Cada semana entra alguien en la tienda con la misma pregunta, formulada de mil maneras distintas: ¿esto del CBD en cremas funciona de verdad o es puro marketing? La duda es razonable. En pocos años hemos pasado de no encontrar un solo cosmético con cannabidiol a verlo en escaparates de farmacia, en perfumerías y en marcas de lujo, y esa velocidad genera tanto interés como escepticismo.
La respuesta corta es que hay ciencia detrás. Merece la pena entender qué dice la investigación y qué permite la normativa europea y dónde están los límites reales de este ingrediente.

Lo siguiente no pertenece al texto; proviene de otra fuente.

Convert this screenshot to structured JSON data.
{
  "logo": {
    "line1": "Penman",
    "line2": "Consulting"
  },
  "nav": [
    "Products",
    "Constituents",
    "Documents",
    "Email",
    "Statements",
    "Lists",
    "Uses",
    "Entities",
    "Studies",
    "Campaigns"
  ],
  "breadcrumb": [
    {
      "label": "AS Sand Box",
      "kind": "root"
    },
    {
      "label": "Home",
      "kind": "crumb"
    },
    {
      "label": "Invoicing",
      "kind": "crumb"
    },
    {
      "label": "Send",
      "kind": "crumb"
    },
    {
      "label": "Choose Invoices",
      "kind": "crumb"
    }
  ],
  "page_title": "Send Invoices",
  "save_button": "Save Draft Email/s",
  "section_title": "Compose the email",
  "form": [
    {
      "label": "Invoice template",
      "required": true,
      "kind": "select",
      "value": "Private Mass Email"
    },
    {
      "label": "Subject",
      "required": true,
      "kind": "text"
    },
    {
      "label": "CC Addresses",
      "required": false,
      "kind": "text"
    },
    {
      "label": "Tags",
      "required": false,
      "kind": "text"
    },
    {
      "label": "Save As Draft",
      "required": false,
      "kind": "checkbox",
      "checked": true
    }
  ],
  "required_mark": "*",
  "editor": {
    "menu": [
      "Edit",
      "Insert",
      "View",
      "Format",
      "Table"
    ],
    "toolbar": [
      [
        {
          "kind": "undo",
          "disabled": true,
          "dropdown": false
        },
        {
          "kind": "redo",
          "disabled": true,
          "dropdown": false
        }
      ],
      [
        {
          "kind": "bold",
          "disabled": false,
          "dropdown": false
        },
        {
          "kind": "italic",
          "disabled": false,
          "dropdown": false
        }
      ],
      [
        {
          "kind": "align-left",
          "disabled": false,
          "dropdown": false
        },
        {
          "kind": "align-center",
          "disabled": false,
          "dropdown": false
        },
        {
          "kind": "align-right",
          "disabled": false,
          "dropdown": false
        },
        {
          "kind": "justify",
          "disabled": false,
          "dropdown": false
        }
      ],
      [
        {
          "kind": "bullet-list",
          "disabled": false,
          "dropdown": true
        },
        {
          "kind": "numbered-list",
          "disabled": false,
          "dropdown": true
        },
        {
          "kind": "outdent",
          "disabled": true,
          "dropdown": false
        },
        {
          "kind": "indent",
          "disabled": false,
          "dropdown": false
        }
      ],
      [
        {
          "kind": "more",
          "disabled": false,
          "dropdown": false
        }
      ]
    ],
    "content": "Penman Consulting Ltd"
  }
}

CBD como ingrediente en la cosmética
El CBD (cannabidiol) se ha convertido en un ingrediente revolucionario en la cosmética actual gracias a su capacidad única para interactuar con el sistema endocannabinoide de la piel, ayudando a regular la homeostasis cutánea. No actúa como un activo más que se queda en superficie, sino que dialoga con una red de señalización que tu propia piel ya tiene funcionando.
Esa red es más amplia de lo que mucha gente imagina. La piel cuenta con receptores cannabinoides CB1 y CB2 repartidos por queratinocitos, sebocitos, fibroblastos, células inmunitarias y folículo piloso, además de canales TRPV y receptores PPARγ o de adenosina. Los investigadores hablan de un tono endocannabinoide cutáneo que regula la proliferación celular, la producción de grasa, la respuesta inmunitaria y la sensación. Cuando ese equilibrio se altera aparecen las señales que ves en el espejo: rojeces, brillos, tirantez, reactividad.
El cannabidiol y el THC comparten fórmula molecular, C21H30O2, y solo difieren en un anillo abierto frente a otro cerrado. Esa diferencia estructural mínima lo cambia todo.
Por esa configuración, el CBD no tiene efectos psicoactivos ni genera dependencia. Los organismos internacionales de salud revisaron su perfil en 2018 y concluyeron que el cannabidiol puro no presenta potencial de abuso ni capacidad de crear dependencia. En uso tópico el margen es aún mayor, porque su alta lipofilia (logP en torno a 6) hace que se acumule en el estrato córneo con absorción sistémica mínima.
En cuanto a la legalidad, el punto de inflexión llegó en noviembre de 2020, cuando el Tribunal de Justicia de la Unión Europea determinó que el CBD no es estupefaciente. Poco después, en 2021, entró en la base de datos CosIng de la Comisión Europea con funciones reconocidas de antioxidante, antiseborreico, protector y acondicionador de la piel.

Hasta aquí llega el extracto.